The department shall develop, maintain and periodically update a list of outside service providers who may provide services pursuant to section 318 by widely circulating an application to qualifying entities. The application must request information including qualifications of the entity in any area that may be of use in developing a farm viability business plan. "Qualifying entities" means individuals, private organizations, public organizations and agencies of the State, marketing consultants, accounting firms, business support organizations, farm support organizations and other organizations that the department determines may provide valuable services pursuant to section 318. A selected farm may use an outside service provider identified on the list of service providers or another outside service provider that has been approved by the department.
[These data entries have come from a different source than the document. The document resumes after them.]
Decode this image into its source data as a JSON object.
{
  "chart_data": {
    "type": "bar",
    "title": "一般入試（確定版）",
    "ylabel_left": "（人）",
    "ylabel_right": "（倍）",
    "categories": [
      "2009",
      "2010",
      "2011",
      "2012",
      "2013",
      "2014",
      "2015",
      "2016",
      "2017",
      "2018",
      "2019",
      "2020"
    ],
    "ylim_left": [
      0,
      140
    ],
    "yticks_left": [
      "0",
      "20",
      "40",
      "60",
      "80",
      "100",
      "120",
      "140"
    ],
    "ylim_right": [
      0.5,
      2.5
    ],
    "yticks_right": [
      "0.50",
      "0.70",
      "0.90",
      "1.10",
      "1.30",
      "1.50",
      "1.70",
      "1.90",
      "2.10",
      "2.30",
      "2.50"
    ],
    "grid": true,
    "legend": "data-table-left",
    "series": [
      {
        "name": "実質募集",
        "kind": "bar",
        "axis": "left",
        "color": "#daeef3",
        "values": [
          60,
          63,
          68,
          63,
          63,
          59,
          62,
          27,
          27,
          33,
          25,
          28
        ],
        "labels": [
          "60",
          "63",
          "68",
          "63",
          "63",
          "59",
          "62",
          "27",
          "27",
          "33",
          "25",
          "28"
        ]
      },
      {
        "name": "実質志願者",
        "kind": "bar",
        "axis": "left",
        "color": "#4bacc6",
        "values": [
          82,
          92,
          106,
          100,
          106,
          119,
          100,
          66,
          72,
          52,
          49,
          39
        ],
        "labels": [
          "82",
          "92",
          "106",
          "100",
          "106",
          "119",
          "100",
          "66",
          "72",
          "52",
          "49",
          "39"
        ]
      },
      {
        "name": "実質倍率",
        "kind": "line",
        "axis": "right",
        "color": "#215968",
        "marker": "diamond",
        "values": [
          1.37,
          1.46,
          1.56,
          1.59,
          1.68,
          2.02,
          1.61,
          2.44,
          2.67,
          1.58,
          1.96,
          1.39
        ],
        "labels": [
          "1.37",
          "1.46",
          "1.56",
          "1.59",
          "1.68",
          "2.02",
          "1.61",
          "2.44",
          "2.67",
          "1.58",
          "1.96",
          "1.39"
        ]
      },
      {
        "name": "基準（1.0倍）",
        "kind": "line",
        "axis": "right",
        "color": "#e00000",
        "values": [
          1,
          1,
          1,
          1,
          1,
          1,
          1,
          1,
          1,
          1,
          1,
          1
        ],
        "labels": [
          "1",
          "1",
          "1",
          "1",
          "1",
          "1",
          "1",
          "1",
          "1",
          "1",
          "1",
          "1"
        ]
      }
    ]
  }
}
[PL 1999, c. 763, §1 (NEW).]
3.
Administration by other than department.
The department may contract the administration of this program to a suitable organization selected through a competitive process developed by the department. The contracting organization is responsible for performing all duties set forth in subsection 1, except that it is solely the department's responsibility to perform the duty set forth in subsection 1, paragraph F. Whether the program is administered by the department or an organization under contract with the department, a minimum of 40% of the total annual state funding for the program must be reserved for grants awarded under section 319. Funds appropriated to the program may not lapse but must be carried forward.
[PL 2007, c. 660, §6 (AMD).]
4.
Funding.
[PL 2007, c. 660, §7 (RP).]
5.
Rulemaking.
The commissioner shall adopt rules to carry out the purposes of this chapter. All rules adopted pursuant to this chapter are routine technical rules pursuant to Title 5, chapter 375, subchapter II‑A.
[PL 1999, c. 763, §1 (NEW).]
6.
Reporting.
The commissioner shall submit an annual report on or before March 1st of each year to the joint standing committee of the Legislature having jurisdiction over agricultural matters. The report must include a summary of grants made under section 319 during the previous fiscal year. The report must address the effectiveness of the program. Effectiveness measures may include, but are not limited to, evaluation of the number of companies retained, expanded or created; the increase in the number of jobs created or retained; any increased business revenues and new capital raised; improved wages paid to employees; and any new capital investment and increase in profitability.
[PL 2013, c. 256, §1 (AMD).]
SECTION HISTORY
PL 1999, c. 763, §1 (NEW). PL 2007, c. 660, §§5-8 (AMD). PL 2013, c. 256, §1 (AMD).